AI Personal Learning
and practical guidance
豆包Marscode1

Cloudflare Launches AI Maze: Countering Malicious Crawlers with Generative AI

Artificial intelligence-generated content is growing at an unprecedented rate, with four of the 20 most popular posts on Facebook last fall reportedly generated by AI. In addition, Medium estimates that 47% of the content on its platform also comes from AI.As with all emerging tools, AI has both positive applications and risks of being exploited for malicious purposes.

At the same time, we have observed a surge in new types of web crawlers used by AI companies to train their models. These AI crawlers make more than 50 billion requests per day to the Cloudflare network, accounting for nearly 1% of our network's total requests. While Cloudflare already has tools to identify and block unauthorized AI crawling, practice has shown that blocking a malicious Bot outright may alert the attacker to a change in tactics, leading to an endless "cat-and-mouse game". endless game of cat and mouse. Cloudflare wanted to find a new way to block these unwanted Bots without being detected.
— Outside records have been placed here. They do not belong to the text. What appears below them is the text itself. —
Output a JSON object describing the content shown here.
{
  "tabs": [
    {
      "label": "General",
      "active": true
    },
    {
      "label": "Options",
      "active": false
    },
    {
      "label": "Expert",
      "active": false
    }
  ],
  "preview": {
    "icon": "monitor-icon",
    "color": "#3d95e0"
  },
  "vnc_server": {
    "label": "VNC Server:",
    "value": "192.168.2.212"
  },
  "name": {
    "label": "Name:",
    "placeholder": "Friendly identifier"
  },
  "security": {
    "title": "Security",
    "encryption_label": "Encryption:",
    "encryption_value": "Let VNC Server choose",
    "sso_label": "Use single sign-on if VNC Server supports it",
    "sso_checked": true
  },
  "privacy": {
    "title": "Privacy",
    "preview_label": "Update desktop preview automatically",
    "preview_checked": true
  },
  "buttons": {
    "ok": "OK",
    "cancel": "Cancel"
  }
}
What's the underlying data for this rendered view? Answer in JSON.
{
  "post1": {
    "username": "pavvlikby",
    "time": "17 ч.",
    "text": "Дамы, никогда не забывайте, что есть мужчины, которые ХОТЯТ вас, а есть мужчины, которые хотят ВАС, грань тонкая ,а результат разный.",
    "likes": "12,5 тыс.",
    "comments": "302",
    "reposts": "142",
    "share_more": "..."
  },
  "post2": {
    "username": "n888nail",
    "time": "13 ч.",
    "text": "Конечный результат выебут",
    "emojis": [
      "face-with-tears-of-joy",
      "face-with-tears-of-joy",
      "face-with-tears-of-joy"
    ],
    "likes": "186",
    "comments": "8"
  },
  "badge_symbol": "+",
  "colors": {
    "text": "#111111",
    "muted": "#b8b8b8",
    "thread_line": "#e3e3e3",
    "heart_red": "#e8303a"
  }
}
To achieve this, Cloudflare decided to adopt a strategy that is a common tool for Bot creators, but has rarely been applied in the defense space before: AI-generated content. When Cloudflare detects an unauthorized crawl, instead of blocking the request outright, it links to a series of AI-generated pages. The content of these pages is realistic enough to entice the crawler to continue crawling deeper. However, the seemingly real content is not actually the real data on the site itself, allowing the crawler to waste time and computing resources on false information.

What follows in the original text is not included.